Here we part from the old Post Road, which continues on through Valatie, Niverville and South Schodack to Schodack Centre, where it joins company with the Boston Road, and together they travel through East Greenbush to Greenbush where once was the ferry at Crawlier.

The way I took through Muitzeskill and Castleton to Greenbush, is marked with New York and Albany guide posts, but none of the old mile-stones adorn its path.

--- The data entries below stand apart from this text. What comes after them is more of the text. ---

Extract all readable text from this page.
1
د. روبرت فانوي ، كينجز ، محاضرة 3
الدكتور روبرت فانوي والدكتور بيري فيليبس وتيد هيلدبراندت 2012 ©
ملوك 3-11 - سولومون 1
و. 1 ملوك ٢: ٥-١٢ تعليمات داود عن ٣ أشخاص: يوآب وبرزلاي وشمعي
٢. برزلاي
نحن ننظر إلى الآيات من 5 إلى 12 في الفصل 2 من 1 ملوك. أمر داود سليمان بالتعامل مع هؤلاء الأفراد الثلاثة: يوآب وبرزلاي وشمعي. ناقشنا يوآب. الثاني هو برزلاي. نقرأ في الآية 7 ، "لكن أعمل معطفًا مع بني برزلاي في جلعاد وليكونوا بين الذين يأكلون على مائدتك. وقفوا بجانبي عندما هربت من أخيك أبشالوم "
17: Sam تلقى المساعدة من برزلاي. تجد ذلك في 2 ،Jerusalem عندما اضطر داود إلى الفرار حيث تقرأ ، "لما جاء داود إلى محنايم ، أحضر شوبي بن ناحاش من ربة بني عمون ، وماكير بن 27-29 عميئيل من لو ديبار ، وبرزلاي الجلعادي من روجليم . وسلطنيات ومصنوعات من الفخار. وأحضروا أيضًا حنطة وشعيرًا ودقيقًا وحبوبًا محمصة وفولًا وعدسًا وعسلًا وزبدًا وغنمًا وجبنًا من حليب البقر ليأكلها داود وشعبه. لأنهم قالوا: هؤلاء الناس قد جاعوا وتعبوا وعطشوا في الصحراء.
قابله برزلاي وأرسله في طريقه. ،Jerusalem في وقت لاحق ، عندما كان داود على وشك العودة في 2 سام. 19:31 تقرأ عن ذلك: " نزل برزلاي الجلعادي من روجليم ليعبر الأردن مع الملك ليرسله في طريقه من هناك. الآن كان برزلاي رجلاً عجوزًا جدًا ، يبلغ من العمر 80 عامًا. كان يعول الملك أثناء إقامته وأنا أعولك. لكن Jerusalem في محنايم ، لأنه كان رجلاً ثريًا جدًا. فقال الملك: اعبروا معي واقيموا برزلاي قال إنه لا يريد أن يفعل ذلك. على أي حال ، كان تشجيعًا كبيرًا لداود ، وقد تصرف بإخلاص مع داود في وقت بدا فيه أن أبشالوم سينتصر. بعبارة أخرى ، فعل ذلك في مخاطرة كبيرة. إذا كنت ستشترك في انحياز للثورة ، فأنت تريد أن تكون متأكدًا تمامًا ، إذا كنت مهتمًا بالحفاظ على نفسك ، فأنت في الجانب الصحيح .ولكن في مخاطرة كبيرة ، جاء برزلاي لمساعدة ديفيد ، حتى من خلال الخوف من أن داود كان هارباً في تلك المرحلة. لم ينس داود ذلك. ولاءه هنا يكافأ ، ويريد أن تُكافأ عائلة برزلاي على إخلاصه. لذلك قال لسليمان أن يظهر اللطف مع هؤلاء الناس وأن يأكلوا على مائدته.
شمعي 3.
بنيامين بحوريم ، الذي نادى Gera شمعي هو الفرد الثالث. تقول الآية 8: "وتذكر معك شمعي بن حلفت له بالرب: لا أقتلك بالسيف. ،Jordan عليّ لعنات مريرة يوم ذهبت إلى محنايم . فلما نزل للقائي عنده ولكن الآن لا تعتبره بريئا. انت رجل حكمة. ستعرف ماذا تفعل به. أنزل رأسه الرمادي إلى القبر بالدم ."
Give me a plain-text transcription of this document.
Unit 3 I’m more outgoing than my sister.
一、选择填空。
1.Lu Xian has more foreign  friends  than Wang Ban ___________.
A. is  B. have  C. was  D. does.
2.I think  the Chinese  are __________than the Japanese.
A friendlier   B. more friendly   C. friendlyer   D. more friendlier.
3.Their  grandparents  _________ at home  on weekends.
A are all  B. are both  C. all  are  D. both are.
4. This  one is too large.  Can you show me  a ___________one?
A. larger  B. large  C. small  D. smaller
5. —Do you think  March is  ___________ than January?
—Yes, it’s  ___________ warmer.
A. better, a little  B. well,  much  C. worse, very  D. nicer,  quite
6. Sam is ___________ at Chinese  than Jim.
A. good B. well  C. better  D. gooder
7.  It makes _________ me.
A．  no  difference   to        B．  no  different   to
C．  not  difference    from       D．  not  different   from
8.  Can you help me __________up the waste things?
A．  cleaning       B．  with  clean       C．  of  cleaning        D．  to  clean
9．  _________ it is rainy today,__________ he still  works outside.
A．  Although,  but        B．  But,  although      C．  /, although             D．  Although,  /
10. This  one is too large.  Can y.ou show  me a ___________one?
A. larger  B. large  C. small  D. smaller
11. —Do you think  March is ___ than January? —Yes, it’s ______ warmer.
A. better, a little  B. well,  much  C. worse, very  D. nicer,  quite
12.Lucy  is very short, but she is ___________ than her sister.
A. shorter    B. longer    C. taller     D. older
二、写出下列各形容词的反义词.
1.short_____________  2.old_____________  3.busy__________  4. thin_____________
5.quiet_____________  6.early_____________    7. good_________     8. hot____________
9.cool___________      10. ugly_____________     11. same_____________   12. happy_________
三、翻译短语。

Ever since Rhinebeck the Catskills have been marching along the western horizon, and while generally the river is too far away to be a part of the picture, the country, the beautiful country, makes one continually wonder, not that the painters of a past generation grew to love the region and to revel in its seductive delights, but rather that they could ever stop its delineation. The effect of the changing light and shade and varying atmospheric conditions lend the same enchantment that lies in the ever-changing sea.

THE DISTANT HILLS.

About where that mystery, the county line, crosses the road, one stands on a gentle ridge that extends the view both east and west. Toward the latter, on this Indian Summer day were the ghosts of mountains that in brighter times are the Catskills, while to the east are the low-lying hills of the Taghkanic range, whose far slopes roll down to meet the advances of the Berkshires. Beautiful undulating farm lands lead the eye up to the distant hills on either hand, fields of every warm tint with sentinel oaks or walnuts, and here and there the wood-lot of the farmer. The soft browns and greens of the distant corn stubble, or the winter barley fields with the blaze of the Frost King's robes mellowed by the golden sun complete a picture common enough in this wonderful valley of the Hudson, but always a well-spring of delight for the traveler.

MUITZESKILL.

After crossing into Rensselaer County the first village one comes in contact with is Muitzeskill, whose burial ground is old enough to be interesting to the searcher for curious epitaphs. All country places have their odd characters, and this region is no exception. Among the elegant extracts quoted as dropping from the lips of its citizens is the remark of a certain Michael Younghans, hotel keeper, who declaiming about certain improvements he was thinking of, said that he was "A-going to get carpenters to impair his house, firiquelly it in front, open pizarro all round, up-an-dicular posts on a new destruction." What was to happen after that no man knoweth.

FIREPLACE OF THE NATION.

This rolling country was once the council seat of the Mohicans, this fact being commemorated in the name of Schodack, a Dutch rendering of the Indian word Esquatak, "the fireplace of the nation." The Mohicans had been pretty thoroughly "pacified" by the Mohawks about the time that Hudson ascended the river, and this region is full of legends of fights and ambuscades.

It seems that Burgoyne's captured army was marched south over this road, and some three miles out of Castleton, so the story goes, one Jacob Jahn, a Hessian prisoner, escaped to the woods and later, building a log house on the exact spot where he effected his escape, he settled down, after taking unto himself a wife, and became a good citizen.